Yes, here he comes. You could hear him liquidly snorting and yodeling as he loped toward them over the fields, nearer, ever nearer. The whole village listened-listened in darkness to a world of sound. His creaking gait, his grunts, his great gurglings at the prospect of messy satiation. Next, his long silence at the brink of the crater, his thwarted howl of disappointment, his final scream of ravenous rage. Then the sniffings and rootlings round the huts, the latherings and flappy droolings, the regular flinging of his bulk against any weakness, the splitting of wood, the human cries, the heavy arhythmical bounding of the chase, the incensed rip-pings and gulpings of the kill… Once, as the dog was fizzily consuming his prey, the little puppy (held fast on Andromeda's lap) gave out a piercing yelp. Outside there was sudden silence-followed, several minutes later, by a growl of fabulous greed and hatred, inches from the front door. But the dog's hunger had lost its rawness (and there'd be another night), and all they heard then were the usual sounds of grumbling haulage as the dog dragged the half-eaten carcass out of the village and into the hills.
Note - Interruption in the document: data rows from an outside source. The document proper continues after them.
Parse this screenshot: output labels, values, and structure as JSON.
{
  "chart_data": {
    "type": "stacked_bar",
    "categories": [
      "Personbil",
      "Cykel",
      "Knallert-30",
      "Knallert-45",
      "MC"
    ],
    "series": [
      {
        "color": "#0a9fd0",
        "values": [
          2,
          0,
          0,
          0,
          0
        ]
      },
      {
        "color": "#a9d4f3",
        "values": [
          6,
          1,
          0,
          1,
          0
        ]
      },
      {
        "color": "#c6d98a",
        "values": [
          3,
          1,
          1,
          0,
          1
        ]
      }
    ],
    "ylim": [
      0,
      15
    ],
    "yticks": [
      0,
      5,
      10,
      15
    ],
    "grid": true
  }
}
"He's going now," said Keithette. She closed her eyes and wiggled a finger at Tom, who moved grimly toward her. "When will the dog stop coming? When? When? Why don't I know what to do? Why? Why? Tomorrow I'll speak to Royene, and to Clivonne. I might even speak to Kevinia. I don't know why, but I think I'll be the last to go. Not there," she told Tom. "There. There."
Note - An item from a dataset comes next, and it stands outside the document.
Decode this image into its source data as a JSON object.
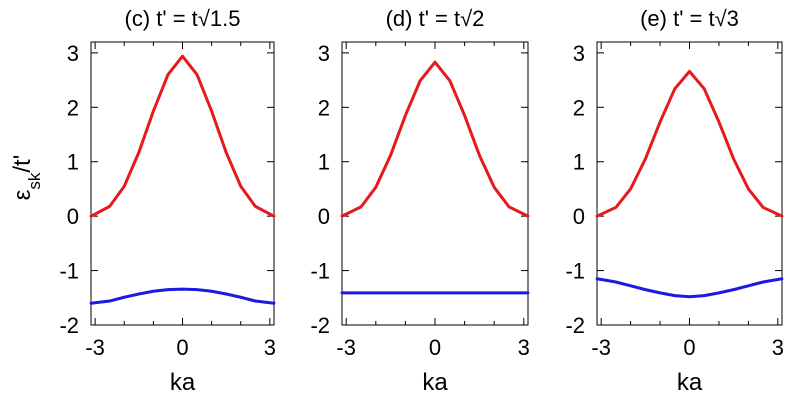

When the danger of predation is great, communities of whatever phylum tend to interknit more closely, and hierarchical roles become sharper and more keenly contested. Or at any rate that's the idea. This particular community, for instance, had long lost all genetic heft. Probably their best bet would have been to move out and go nomad for a while. But site-tenacity was, alas, pretty well the only stable element in the local DNA transcription. How could you run when, in your head, this was the only place?